Alledrie de lijsttrekkers onderschrijven het belang van meerdere studentenpartijen. ‘Als de inspraak zich beperkt tot een klein clubje, een eenpartijenstelsel, dan is de betrokkenheid bij de studenten laag en zodoende is er te weinig inspraak. Dat leidt ertoe dat de organisatie zijn eigen gang gaat’, stelt Zuyderwyk. Van der Hoek: ‘Door meerdere partijen gaat medezeggenschap meer leven. Je bereikt de studenten vanuit drie verschillende invalshoeken zodat er een vorm van democratie ontstaat.’ Perdomo: ‘Iedereen heeft het recht om te kunnen kiezen. Met drie partijen heb je meerdere visies en richtingen waarop je naar toe kan gaan.’

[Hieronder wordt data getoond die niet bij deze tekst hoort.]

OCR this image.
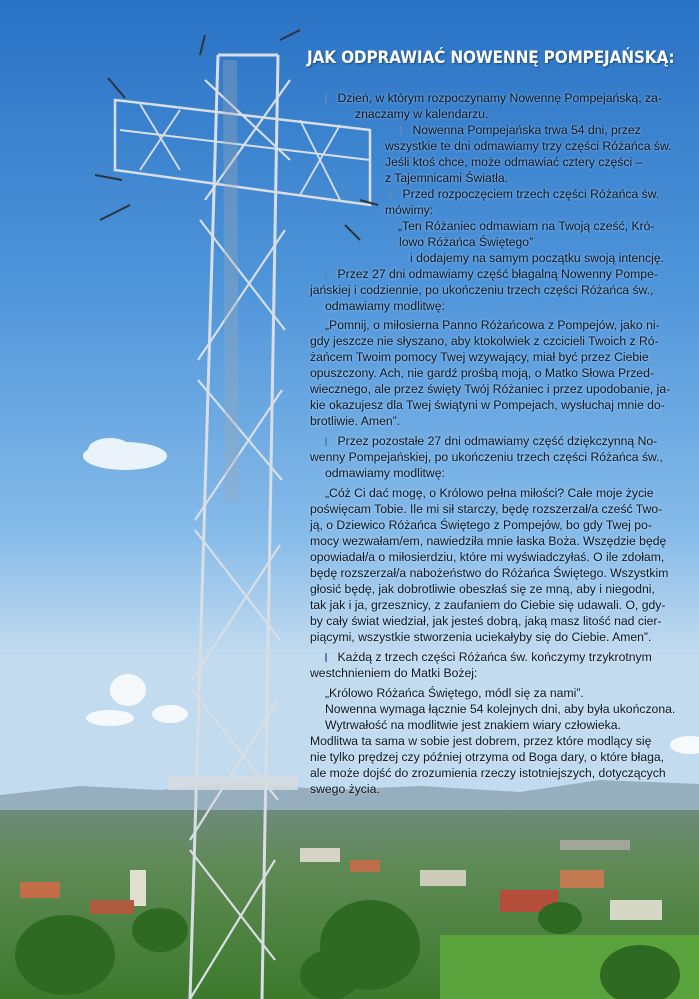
JAK ODPRAWIAĆ NOWENNĘ POMPEJAŃSKĄ:
Dzień, w którym rozpoczynamy Nowennę Pompejańską, za-
znaczamy w kalendarzu.
Nowenna Pompejańska trwa 54 dni, przez
wszystkie te dni odmawiamy trzy części Różańca św.
Jeśli ktoś chce, może odmawiać cztery części –
z Tajemnicami Światła.
Przed rozpoczęciem trzech części Różańca św.
mówimy:
„Ten Różaniec odmawiam na Twoją cześć, Kró-
lowo Różańca Świętego”
i dodajemy na samym początku swoją intencję.
Przez 27 dni odmawiamy część błagalną Nowenny Pompe-
jańskiej i codziennie, po ukończeniu trzech części Różańca św.,
odmawiamy modlitwę:
„Pomnij, o miłosierna Panno Różańcowa z Pompejów, jako ni-
gdy jeszcze nie słyszano, aby ktokolwiek z czcicieli Twoich z Ró-
żańcem Twoim pomocy Twej wzywający, miał być przez Ciebie
opuszczony. Ach, nie gardź prośbą moją, o Matko Słowa Przed-
wiecznego, ale przez święty Twój Różaniec i przez upodobanie, ja-
kie okazujesz dla Twej świątyni w Pompejach, wysłuchaj mnie do-
brotliwie. Amen”.
Przez pozostałe 27 dni odmawiamy część dziękczynną No-
wenny Pompejańskiej, po ukończeniu trzech części Różańca św.,
odmawiamy modlitwę:
„Cóż Ci dać mogę, o Królowo pełna miłości? Całe moje życie
poświęcam Tobie. Ile mi sił starczy, będę rozszerzał/a cześć Two-
ją, o Dziewico Różańca Świętego z Pompejów, bo gdy Twej po-
mocy wezwałam/em, nawiedziła mnie łaska Boża. Wszędzie będę
opowiadał/a o miłosierdziu, które mi wyświadczyłaś. O ile zdołam,
będę rozszerzał/a nabożeństwo do Różańca Świętego. Wszystkim
głosić będę, jak dobrotliwie obeszłaś się ze mną, aby i niegodni,
tak jak i ja, grzesznicy, z zaufaniem do Ciebie się udawali. O, gdy-
by cały świat wiedział, jak jesteś dobrą, jaką masz litość nad cier-
piącymi, wszystkie stworzenia uciekałyby się do Ciebie. Amen”.
Każdą z trzech części Różańca św. kończymy trzykrotnym
westchnieniem do Matki Bożej:
„Królowo Różańca Świętego, módl się za nami”.
Nowenna wymaga łącznie 54 kolejnych dni, aby była ukończona.
Wytrwałość na modlitwie jest znakiem wiary człowieka.
Modlitwa ta sama w sobie jest dobrem, przez które modlący się
nie tylko prędzej czy później otrzyma od Boga dary, o które błaga,
ale może dojść do zrozumienia rzeczy istotniejszych, dotyczących
swego życia.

Een mogelijk nadeel van meerdere partijen is het gevaar dat de studenten onderling verdeeld zijn en niet meer een vuist kunnen maken in de richting van het college van bestuur en de personeelsgeledingen. Maar dat argument snijdt geen hout, vinden de bestuurlijk actievelingen. Het is immers niet de bedoeling dat de vertegenwoordigers van ruim dertig duizend studenten allemaal dezelfde meningen hebben, betoogt Zuyderwyk. De medezeggenschap moet juist verschillende meningen vertolken. ‘Van daaruit moet je een oplossing zoeken waar alle partijen zich in kunnen vinden.’ Opponent Van der Hoek: ‘Door beraadslagingen kom je tot betere standpunten omdat je andere inzichten van elkaar kunt krijgen.’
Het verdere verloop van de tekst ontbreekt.